A margem de manobra é escassa porque na impossibilidade de se financiar nos mercados para assegurar pagamentos devidos em 2015, Atenas precisa da almofada de segurança do BCE.
A Grécia terá de levar a bom porto as conversações com a UE e o FMI para conclusão em Fevereiro do segundo plano de ajuda de modo a receber uma prestação de 1,8 mil milhões de euros e obter a concessão de mais 10 mil milhões de euros do "Fundo Europeu de Estabilidade".
A devastação
A troika avançou desde 2010 com 240 mil milhões de euros para evitar a bancarrota grega, credores privados aceitaram perdas de 53,5% a 70% e perdoaram mais de 100 mil milhões de euros, passando a deter apenas 27% da dívida, mas a purga de austeridade não gerou ganhos de produtividade ou maior competitividade e deixou um terço da população na pobreza.

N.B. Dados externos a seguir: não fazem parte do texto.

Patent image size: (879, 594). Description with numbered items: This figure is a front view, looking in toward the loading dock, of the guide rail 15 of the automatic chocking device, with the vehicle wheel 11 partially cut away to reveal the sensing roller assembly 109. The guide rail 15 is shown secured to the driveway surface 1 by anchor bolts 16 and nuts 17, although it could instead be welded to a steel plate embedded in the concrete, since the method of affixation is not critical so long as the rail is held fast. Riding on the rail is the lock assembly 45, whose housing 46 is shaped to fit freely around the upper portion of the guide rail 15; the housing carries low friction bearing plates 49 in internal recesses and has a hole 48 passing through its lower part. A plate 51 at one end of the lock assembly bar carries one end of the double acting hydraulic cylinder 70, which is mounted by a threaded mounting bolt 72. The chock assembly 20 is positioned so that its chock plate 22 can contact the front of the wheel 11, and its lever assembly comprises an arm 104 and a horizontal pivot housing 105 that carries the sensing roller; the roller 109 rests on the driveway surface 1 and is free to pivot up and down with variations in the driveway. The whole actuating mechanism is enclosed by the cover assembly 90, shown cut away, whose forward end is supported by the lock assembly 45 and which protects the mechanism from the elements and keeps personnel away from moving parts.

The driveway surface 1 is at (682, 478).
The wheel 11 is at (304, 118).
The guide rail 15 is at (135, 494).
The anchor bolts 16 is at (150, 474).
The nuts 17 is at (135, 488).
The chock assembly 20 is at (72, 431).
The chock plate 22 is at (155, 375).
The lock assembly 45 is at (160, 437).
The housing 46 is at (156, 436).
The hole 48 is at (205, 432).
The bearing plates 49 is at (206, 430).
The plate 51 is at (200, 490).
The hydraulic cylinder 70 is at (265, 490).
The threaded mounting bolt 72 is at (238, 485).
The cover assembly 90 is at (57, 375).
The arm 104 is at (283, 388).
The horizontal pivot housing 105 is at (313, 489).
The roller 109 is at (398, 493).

Um crescimento de 0,6% em 2014 depois de seis anos de recessão ou um excedente orçamental de 3% do PIB (excluindo serviço de dívida) vão a par de indicadores devastadores: contracção da economia na ordem dos 25% desde 2009, desemprego nos 27% e superior a 50% entre os jovens.
A dívida pública, 177% do PIB, é insustentável, mas negociar moratórias ou perdões parciais implica transferir custos para os demais estados da eurozona, o BCE e o "Mecanismo Europeu de Estabilidade".
Se à direita ou pelo lado da esquerda radical não forem apresentadas contrapartidas credíveis, designadamente através da concretização de privatizações, reforma fiscal e reestruturação da administração pública, os credores (estados e instituições internacionais) dificilmente poderão continuar a financiar a Grécia.
Contágio político
Um perdão parcial da dívida (cujo serviço equivale a 5% do PIB grego) e/ou desagravamento de limitações orçamentais é também dificilmente negociável porque terá de ter em conta compromissos diversos de equilíbrio orçamental de estados como a França ou a situação de países fortemente endividados como a Itália, Portugal ou Chipre.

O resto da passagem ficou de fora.